Warum geht es auf der „Documenta“ nicht um wirkliche Kunst, sondern Schmierereien aus Übersee? Ich sehe in den TV-Nachrichten irgendwelche Rücktritte. Zu spät. Als wenn wir selbst nichts hätte. Nun gut, nicht in Nordhessen, aber ansonsten.
Gestern Abend dann noch ein TV-Krimi mit anspruchsvollem Thema, dem der KUNSTFÄLSCHUNG. Leider als Provinz-Posse und nicht ernstzunehmen. Schmierentheater, insbesondere in der Zeichnung der kalabrischen Mafia. Offensichtlich nicht mit Petra Reski abgestimmt.
Das erinnert mich an einen Studentenulk. Mein Freund Klaus hatte damals den Auftrag, den Reiseführer eines englischen Automobilclubs zu modernisieren, der gut dreißig Jahre auf dem Buckel hatte und die seinerzeit noch aufregende Marotte feierte, mit dem eigene Auto die Alpen zu überqueren. Stichwort: Grande Tour. In das Land, wo die Zitronen blühen. Vera Icon.
Bei einem Kunsttrödel hatte er ein angestaubtes Ölgemälde namens „Die Beweinung Christi“ erworben, in die ein späterer Künstler minderer Begabung neben den notorischen Heulsusen auch noch die Heilige Verena hineingemalt hatte. Es ist unstrittig, dass, wenn überhaupt, Veronika in eine GolgotaSzene gehört, aber nicht in die Beweinung. Seinen Irrtum bedauernd, aber den Wein notorisch zusprechend, hängte er die Fälschung kurzerhand in eine düstere Kapelle am Marktplatz an einen vereinsamten Nagel. Vermutlich der Gardarobenhaken des Küsters. Das wäre gut gegangen, hätte der Schalk ihn nicht noch getrieben, in seinen AA-Reiseführer reinzuredigieren, dass es an diesem Ort ein Gemälde mit der Heiligen Vera gäbe, das einem Sohn von Johann Nepumuk della Croce zuzuschreiben sei.

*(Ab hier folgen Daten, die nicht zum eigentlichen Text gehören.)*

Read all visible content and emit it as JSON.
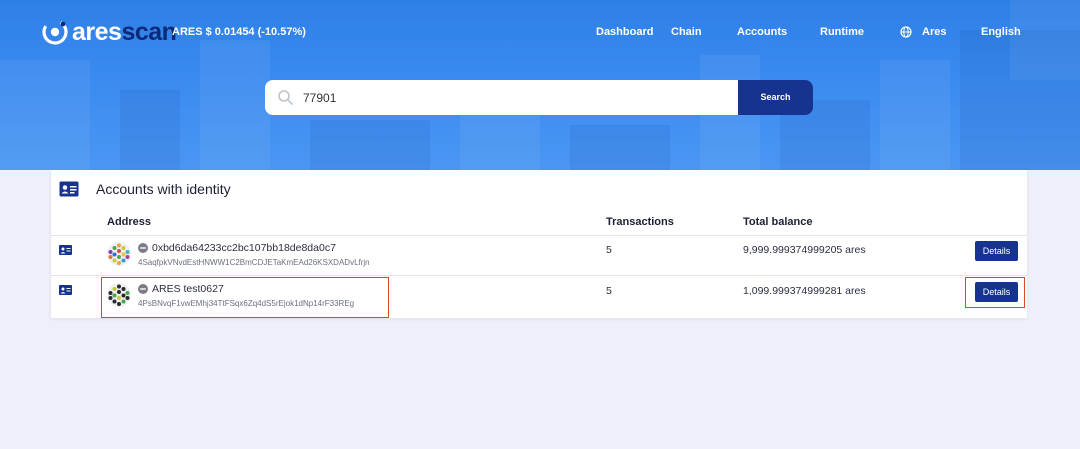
{
  "header": {
    "logo": {
      "part1": "ares",
      "part2": "scan"
    },
    "price": "ARES $ 0.01454 (-10.57%)",
    "nav": [
      {
        "label": "Dashboard"
      },
      {
        "label": "Chain"
      },
      {
        "label": "Accounts"
      },
      {
        "label": "Runtime"
      },
      {
        "label": "Ares"
      },
      {
        "label": "English"
      }
    ]
  },
  "search": {
    "value": "77901",
    "button_label": "Search"
  },
  "table": {
    "title": "Accounts with identity",
    "columns": [
      "Address",
      "Transactions",
      "Total balance"
    ],
    "rows": [
      {
        "name": "0xbd6da64233cc2bc107bb18de8da0c7",
        "address": "4SaqfpkVNvdEstHNWW1C2BmCDJETaKmEAd26KSXDADvLfrjn",
        "transactions": "5",
        "balance": "9,999.999374999205 ares",
        "action": "Details"
      },
      {
        "name": "ARES test0627",
        "address": "4PsBNvqF1vwEMhj34TtFSqx6Zq4dS5rEjok1dNp14rF33REg",
        "transactions": "5",
        "balance": "1,099.999374999281 ares",
        "action": "Details"
      }
    ]
  },
  "colors": {
    "accent": "#15338f",
    "hero": "#3a8bf0",
    "highlight": "#d9482a"
  }
}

Jahre später hat mir mein Freund Klaus gestanden, dass am Ort eine Volksfrömmigkeit entstanden sei und unter dem alten Schinken eine Unzahl kleiner Vasen mit Blümchen aufgestellt wurden, die niemals vertrockneten, weil die Heilige Vera in ihnen die Tränen der Beweinung auffange. Ältere Damen des Ortes erzählen, dass man auf dieses Wunder wegen des nicht abreißenden Touristenstroms aus England gestoßen sei; nicht viele seien es gewesen, aber eine unablässige Folge.

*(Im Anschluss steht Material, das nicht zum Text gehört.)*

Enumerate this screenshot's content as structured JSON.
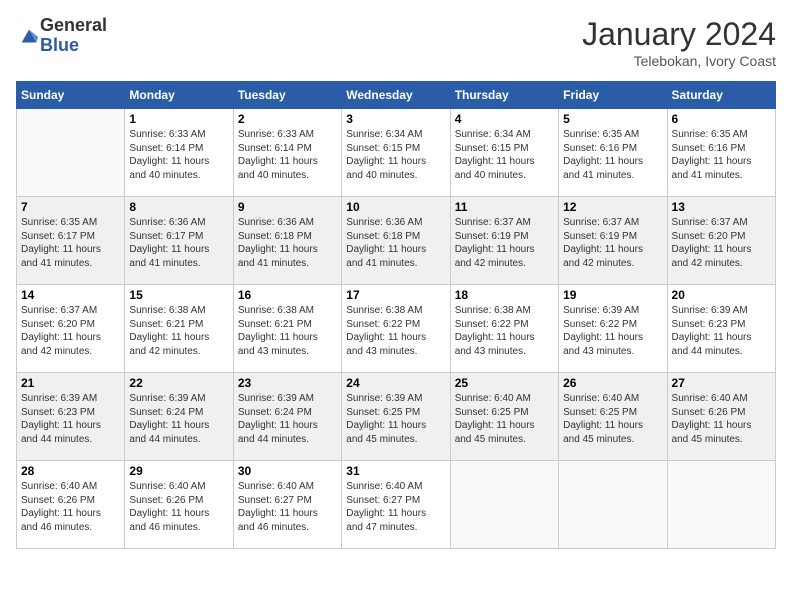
{
  "logo": {
    "general": "General",
    "blue": "Blue"
  },
  "header": {
    "month": "January 2024",
    "location": "Telebokan, Ivory Coast"
  },
  "weekdays": [
    "Sunday",
    "Monday",
    "Tuesday",
    "Wednesday",
    "Thursday",
    "Friday",
    "Saturday"
  ],
  "weeks": [
    [
      {
        "day": "",
        "info": ""
      },
      {
        "day": "1",
        "info": "Sunrise: 6:33 AM\nSunset: 6:14 PM\nDaylight: 11 hours\nand 40 minutes."
      },
      {
        "day": "2",
        "info": "Sunrise: 6:33 AM\nSunset: 6:14 PM\nDaylight: 11 hours\nand 40 minutes."
      },
      {
        "day": "3",
        "info": "Sunrise: 6:34 AM\nSunset: 6:15 PM\nDaylight: 11 hours\nand 40 minutes."
      },
      {
        "day": "4",
        "info": "Sunrise: 6:34 AM\nSunset: 6:15 PM\nDaylight: 11 hours\nand 40 minutes."
      },
      {
        "day": "5",
        "info": "Sunrise: 6:35 AM\nSunset: 6:16 PM\nDaylight: 11 hours\nand 41 minutes."
      },
      {
        "day": "6",
        "info": "Sunrise: 6:35 AM\nSunset: 6:16 PM\nDaylight: 11 hours\nand 41 minutes."
      }
    ],
    [
      {
        "day": "7",
        "info": "Sunrise: 6:35 AM\nSunset: 6:17 PM\nDaylight: 11 hours\nand 41 minutes."
      },
      {
        "day": "8",
        "info": "Sunrise: 6:36 AM\nSunset: 6:17 PM\nDaylight: 11 hours\nand 41 minutes."
      },
      {
        "day": "9",
        "info": "Sunrise: 6:36 AM\nSunset: 6:18 PM\nDaylight: 11 hours\nand 41 minutes."
      },
      {
        "day": "10",
        "info": "Sunrise: 6:36 AM\nSunset: 6:18 PM\nDaylight: 11 hours\nand 41 minutes."
      },
      {
        "day": "11",
        "info": "Sunrise: 6:37 AM\nSunset: 6:19 PM\nDaylight: 11 hours\nand 42 minutes."
      },
      {
        "day": "12",
        "info": "Sunrise: 6:37 AM\nSunset: 6:19 PM\nDaylight: 11 hours\nand 42 minutes."
      },
      {
        "day": "13",
        "info": "Sunrise: 6:37 AM\nSunset: 6:20 PM\nDaylight: 11 hours\nand 42 minutes."
      }
    ],
    [
      {
        "day": "14",
        "info": "Sunrise: 6:37 AM\nSunset: 6:20 PM\nDaylight: 11 hours\nand 42 minutes."
      },
      {
        "day": "15",
        "info": "Sunrise: 6:38 AM\nSunset: 6:21 PM\nDaylight: 11 hours\nand 42 minutes."
      },
      {
        "day": "16",
        "info": "Sunrise: 6:38 AM\nSunset: 6:21 PM\nDaylight: 11 hours\nand 43 minutes."
      },
      {
        "day": "17",
        "info": "Sunrise: 6:38 AM\nSunset: 6:22 PM\nDaylight: 11 hours\nand 43 minutes."
      },
      {
        "day": "18",
        "info": "Sunrise: 6:38 AM\nSunset: 6:22 PM\nDaylight: 11 hours\nand 43 minutes."
      },
      {
        "day": "19",
        "info": "Sunrise: 6:39 AM\nSunset: 6:22 PM\nDaylight: 11 hours\nand 43 minutes."
      },
      {
        "day": "20",
        "info": "Sunrise: 6:39 AM\nSunset: 6:23 PM\nDaylight: 11 hours\nand 44 minutes."
      }
    ],
    [
      {
        "day": "21",
        "info": "Sunrise: 6:39 AM\nSunset: 6:23 PM\nDaylight: 11 hours\nand 44 minutes."
      },
      {
        "day": "22",
        "info": "Sunrise: 6:39 AM\nSunset: 6:24 PM\nDaylight: 11 hours\nand 44 minutes."
      },
      {
        "day": "23",
        "info": "Sunrise: 6:39 AM\nSunset: 6:24 PM\nDaylight: 11 hours\nand 44 minutes."
      },
      {
        "day": "24",
        "info": "Sunrise: 6:39 AM\nSunset: 6:25 PM\nDaylight: 11 hours\nand 45 minutes."
      },
      {
        "day": "25",
        "info": "Sunrise: 6:40 AM\nSunset: 6:25 PM\nDaylight: 11 hours\nand 45 minutes."
      },
      {
        "day": "26",
        "info": "Sunrise: 6:40 AM\nSunset: 6:25 PM\nDaylight: 11 hours\nand 45 minutes."
      },
      {
        "day": "27",
        "info": "Sunrise: 6:40 AM\nSunset: 6:26 PM\nDaylight: 11 hours\nand 45 minutes."
      }
    ],
    [
      {
        "day": "28",
        "info": "Sunrise: 6:40 AM\nSunset: 6:26 PM\nDaylight: 11 hours\nand 46 minutes."
      },
      {
        "day": "29",
        "info": "Sunrise: 6:40 AM\nSunset: 6:26 PM\nDaylight: 11 hours\nand 46 minutes."
      },
      {
        "day": "30",
        "info": "Sunrise: 6:40 AM\nSunset: 6:27 PM\nDaylight: 11 hours\nand 46 minutes."
      },
      {
        "day": "31",
        "info": "Sunrise: 6:40 AM\nSunset: 6:27 PM\nDaylight: 11 hours\nand 47 minutes."
      },
      {
        "day": "",
        "info": ""
      },
      {
        "day": "",
        "info": ""
      },
      {
        "day": "",
        "info": ""
      }
    ]
  ]
}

Mein Freund Klaus hat dann später die Heilige Veronika als Wunder des SUDARIUMS in den Wikipedia-Eintrag zu den Acta Pilati reinredigiert, womit die Zusammenhänge von Vera & Vasen wissenschaftlich beglaubigt, sprich ewig, sind. Wer käme sonst auf die Idee das Blumenwasser in einer unbedeutenden Provinzkapelle im Alto Adige der Beweinung Christi zuzuordnen? Da ich aber nicht ausschließe, dass das Bild irgendwann bei einer Versteigerung auftaucht, habe ich mich zur Diskretion entschlossen. Von mir dazu kein Wort.